Aside from archaeological mistakes, there are also some errors with regards to the game’s flora and fauna. Some of this is excusable. For example, the game’s environment features lots of prickly pears, a type of cactus. While cacti are indeed a common sight in the Mediterranean today, they are not native – like most true cactus species, they originally come from the Americas.

Similarly, there are large deer with dark fur that roam the game’s version of ancient Greece, but they strike me as distinctly non-European. Greece has three species of deer that are native to it: fallow deer, roe deer, and red deer. None of these are quite as massive as the ones in the game. The deer in the game look perhaps most like the red deer, but the massive necks and shaggy fur are more than a bit weird: they’re far closer in appearance to the American elk, complete with the darker colour of the fur. I assume that the developers borrowed the model from another game – maybe Far Cry Primal? – and stuck them in here, thinking most people wouldn’t notice.

The landscape also looks off. The actual site is located in what is essentially a bowl, surrounded by eroded hills typical for the Mediterranean. In the game, the area of Knossos features sort of craggy mountains and dusty slopes, not at all like the pleasantly green landscape of the actual site. Since distances in the game are all made much shorter than they are in real life, the sea also appears to be much closer than it really ought to be.

Closing remarks

So lots of comments! I could, in all honesty, keep going for another few thousand words, but you no doubt have other things to do. So I will leave it at this and hope that you find it useful. As I stated before Assassin’s Creed: Odyssey isn’t perfect, especially not when it comes to how it treats the Bronze Age, but if just 1% of all players become interested enough to check out some of the real history and archaeology behind the game, to engage with the ancient world in a meaningful way, I’d say that it has served its purpose.
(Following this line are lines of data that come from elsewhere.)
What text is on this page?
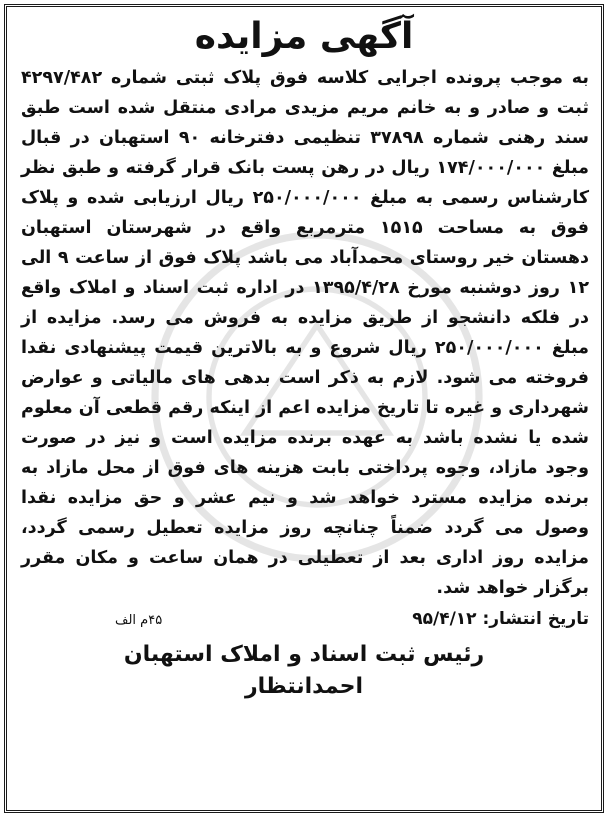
آگهی مزایده
به موجب پرونده اجرایی کلاسه فوق پلاک ثبتی شماره ۴۲۹۷/۴۸۲ ثبت و صادر و به خانم مریم مزیدی مرادی منتقل شده است طبق سند رهنی شماره ۳۷۸۹۸ تنظیمی دفترخانه ۹۰ استهبان در قبال مبلغ ۱۷۴/۰۰۰/۰۰۰ ریال در رهن پست بانک قرار گرفته و طبق نظر کارشناس رسمی به مبلغ ۲۵۰/۰۰۰/۰۰۰ ریال ارزیابی شده و پلاک فوق به مساحت ۱۵۱۵ مترمربع واقع در شهرستان استهبان دهستان خیر روستای محمدآباد می باشد پلاک فوق از ساعت ۹ الی ۱۲ روز دوشنبه مورخ ۱۳۹۵/۴/۲۸ در اداره ثبت اسناد و املاک واقع در فلکه دانشجو از طریق مزایده به فروش می رسد. مزایده از مبلغ ۲۵۰/۰۰۰/۰۰۰ ریال شروع و به بالاترین قیمت پیشنهادی نقدا فروخته می شود. لازم به ذکر است بدهی های مالیاتی و عوارض شهرداری و غیره تا تاریخ مزایده اعم از اینکه رقم قطعی آن معلوم شده یا نشده باشد به عهده برنده مزایده است و نیز در صورت وجود مازاد، وجوه پرداختی بابت هزینه های فوق از محل مازاد به برنده مزایده مسترد خواهد شد و نیم عشر و حق مزایده نقدا وصول می گردد ضمناً چنانچه روز مزایده تعطیل رسمی گردد، مزایده روز اداری بعد از تعطیلی در همان ساعت و مکان مقرر برگزار خواهد شد.
تاریخ انتشار: ۹۵/۴/۱۲
۴۵م الف
رئیس ثبت اسناد و املاک استهبان
احمدانتظار
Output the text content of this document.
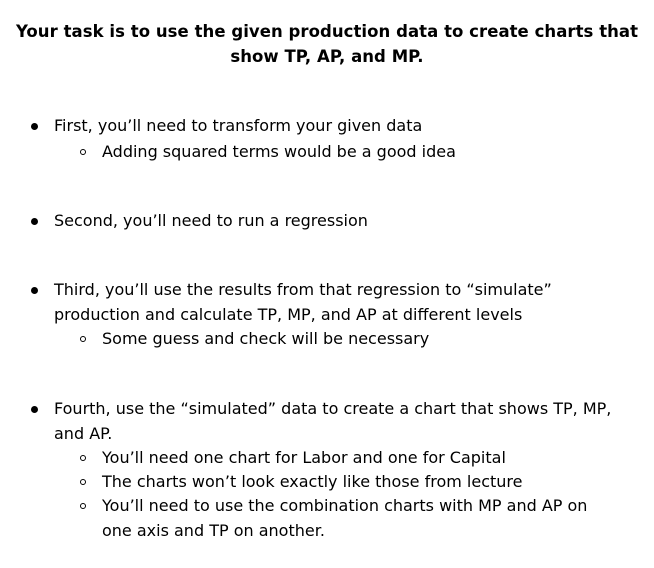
Your task is to use the given production data to create charts that
show TP, AP, and MP.
First, you’ll need to transform your given data
Adding squared terms would be a good idea
Second, you’ll need to run a regression
Third, you’ll use the results from that regression to “simulate”
production and calculate TP, MP, and AP at different levels
Some guess and check will be necessary
Fourth, use the “simulated” data to create a chart that shows TP, MP,
and AP.
You’ll need one chart for Labor and one for Capital
The charts won’t look exactly like those from lecture
You’ll need to use the combination charts with MP and AP on
one axis and TP on another.
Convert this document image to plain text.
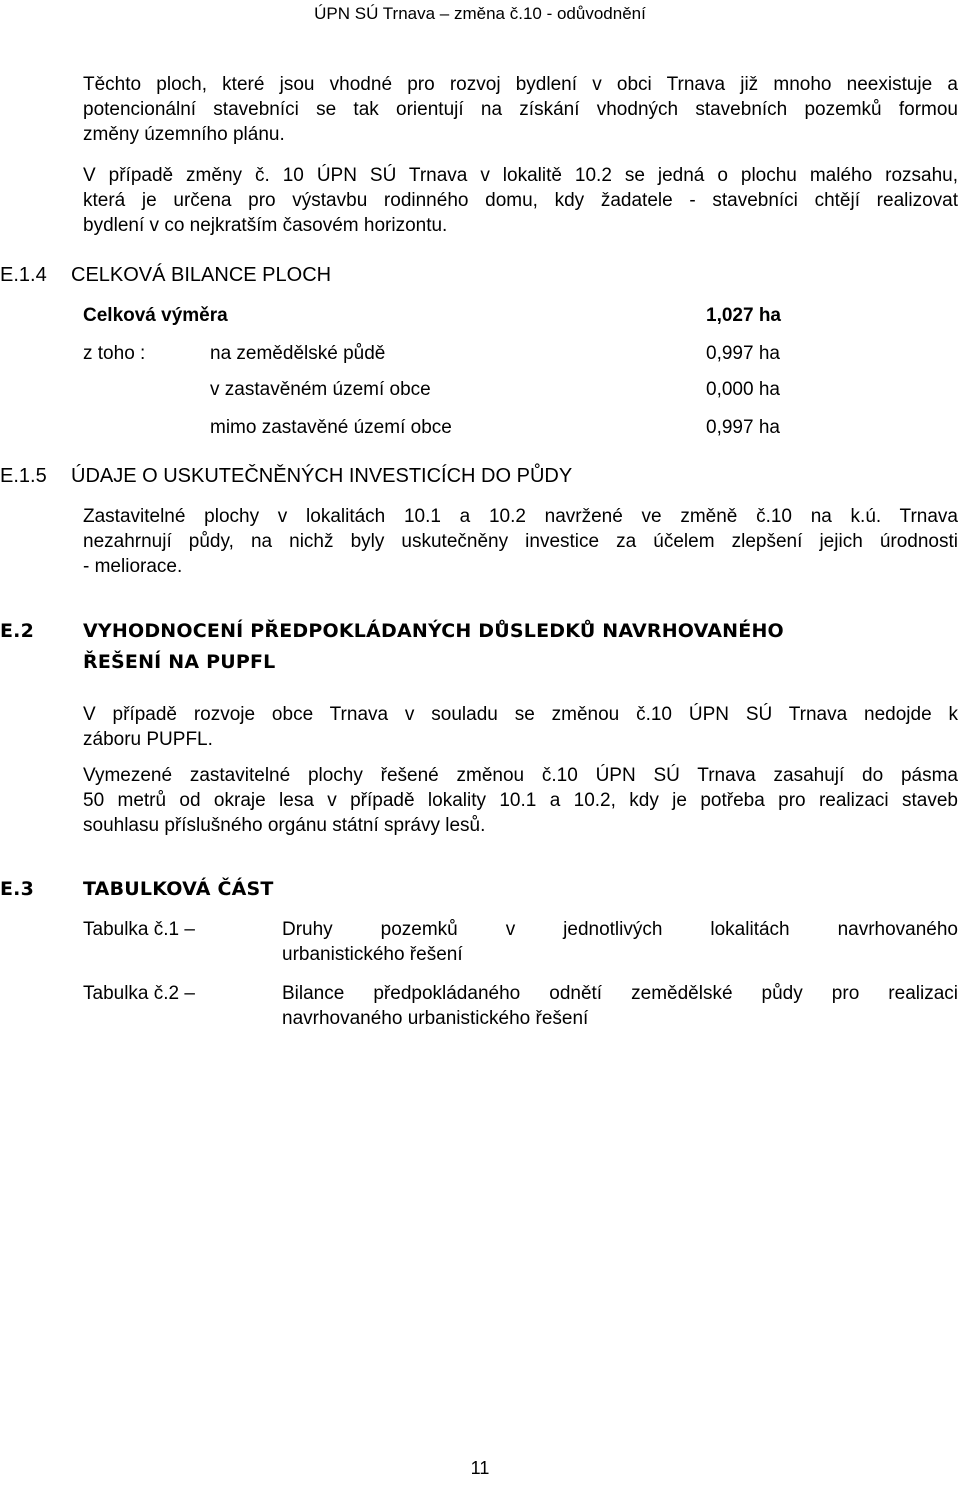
ÚPN SÚ Trnava – změna č.10 - odůvodnění
Těchto ploch, které jsou vhodné pro rozvoj bydlení v obci Trnava již mnoho neexistuje a
potencionální stavebníci se tak orientují na získání vhodných stavebních pozemků formou
změny územního plánu.
V případě změny č. 10 ÚPN SÚ Trnava v lokalitě 10.2 se jedná o plochu malého rozsahu,
která je určena pro výstavbu rodinného domu, kdy žadatele - stavebníci chtějí realizovat
bydlení v co nejkratším časovém horizontu.
E.1.4 CELKOVÁ BILANCE PLOCH
Celková výměra	1,027 ha
z toho :	na zemědělské půdě	0,997 ha
v zastavěném území obce	0,000 ha
mimo zastavěné území obce	0,997 ha
E.1.5 ÚDAJE O USKUTEČNĚNÝCH INVESTICÍCH DO PŮDY
Zastavitelné plochy v lokalitách 10.1 a 10.2 navržené ve změně č.10 na k.ú. Trnava
nezahrnují půdy, na nichž byly uskutečněny investice za účelem zlepšení jejich úrodnosti
- meliorace.
E.2	VYHODNOCENÍ PŘEDPOKLÁDANÝCH DŮSLEDKŮ NAVRHOVANÉHO
ŘEŠENÍ NA PUPFL
V případě rozvoje obce Trnava v souladu se změnou č.10 ÚPN SÚ Trnava nedojde k
záboru PUPFL.
Vymezené zastavitelné plochy řešené změnou č.10 ÚPN SÚ Trnava zasahují do pásma
50 metrů od okraje lesa v případě lokality 10.1 a 10.2, kdy je potřeba pro realizaci staveb
souhlasu příslušného orgánu státní správy lesů.
E.3	TABULKOVÁ ČÁST
Tabulka č.1 –	Druhy pozemků v jednotlivých lokalitách navrhovaného
urbanistického řešení
Tabulka č.2 –	Bilance předpokládaného odnětí zemědělské půdy pro realizaci
navrhovaného urbanistického řešení
11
One final thing that’s worth highlighting is the fact that when it comes to ancient Greece, one cannot, apparently, deal with the subject without reference to the Greek myths. The story of Theseus and the Minotaur has nothing to do with the Peloponnesian War. Crete, in fact, played no role in the Peloponnesian War. It’s therefore kind of strange that the developers decided to include Crete anyway, except of course that they clearly wanted to include mythological elements.

By contrast, the game completely ignores Asia Minor. It’s not included on the map at all. This is rather mystifying when you realize that Asia Minor had a more important role to fill in the Peloponnesian War, especially because of the Persian presence there. Perhaps a technical or artistic issue prevented the developers from including it: they would have needed to add a lot of extra land and would almost certainly have been forced to add invisible walls or probably cliffs to prevent players from going too far west.